What is Confederation and how did it create Canada?
Answer
The union of British North American colonies in 1867 that created the Dominion of Canada.
Explanation
Confederation is the political union that created the Dominion of Canada on July 1, 1867 by joining the colonies of the Province of Canada, Nova Scotia, and New Brunswick. The Province of Canada split that day into the new provinces of Ontario and Quebec, so the Dominion began with four provinces and Sir John A. Macdonald as its first Prime Minister. The British North America Act, now called the Constitution Act, 1867, was the founding statute.
The path to Confederation began at the Charlottetown Conference in September 1864, where delegates from the Maritime colonies and the Province of Canada agreed in principle on union. The Quebec Conference followed in October 1864, producing the 72 Resolutions, and the London Conference in late 1866 finalised the text. The British Parliament passed the BNA Act on March 29, 1867, and Queen Victoria gave Royal Assent the same day. The Fathers of Confederation included Macdonald, George-Étienne Cartier, George Brown, Charles Tupper, and Samuel Leonard Tilley.
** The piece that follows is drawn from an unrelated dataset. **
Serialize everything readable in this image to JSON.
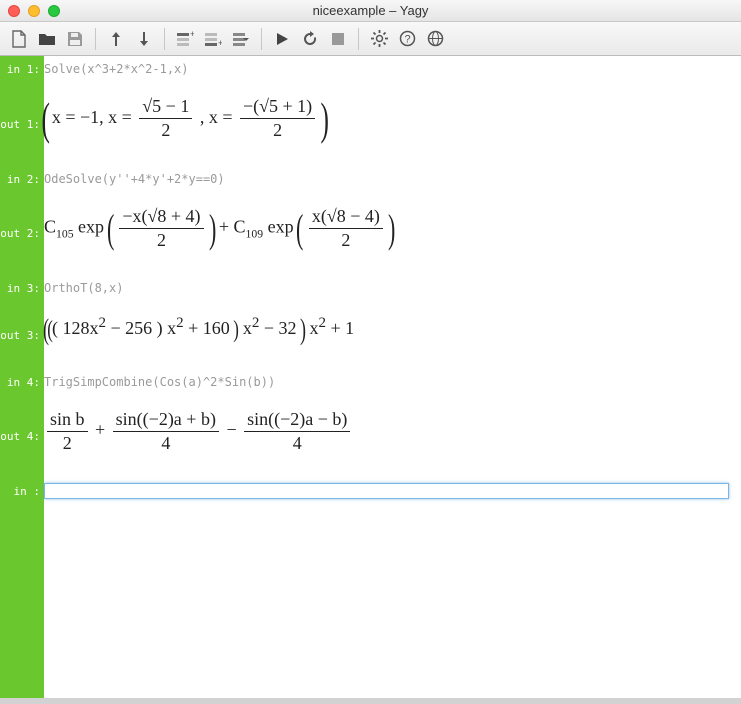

Confederation gave Canada a federal structure with a Parliament in Ottawa and provincial legislatures, dividing powers under sections 91 and 92 of the BNA Act. Federal powers included defence, currency, criminal law, postal services, and trade. Provincial powers included education, hospitals, property and civil rights, and natural resources. The Senate was designed to provide regional representation in the federal Parliament.
The country expanded after 1867. Manitoba joined in 1870, British Columbia in 1871, Prince Edward Island in 1873, Yukon in 1898, Alberta and Saskatchewan in 1905, and Newfoundland and Labrador in 1949. Nunavut, the most recent territory, was created from the Northwest Territories on April 1, 1999. Each of these dates is celebrated locally, but July 1, 1867 remains the founding moment of Canada itself.
Why this matters for your test
The 1867 founding date and the four founding provinces are the most-asked items on the citizenship test, and Discover Canada lists the Fathers of Confederation by name. Recognising sections 91 and 92 also previews how Canadian federalism divides responsibilities a new Canadian will encounter in daily life.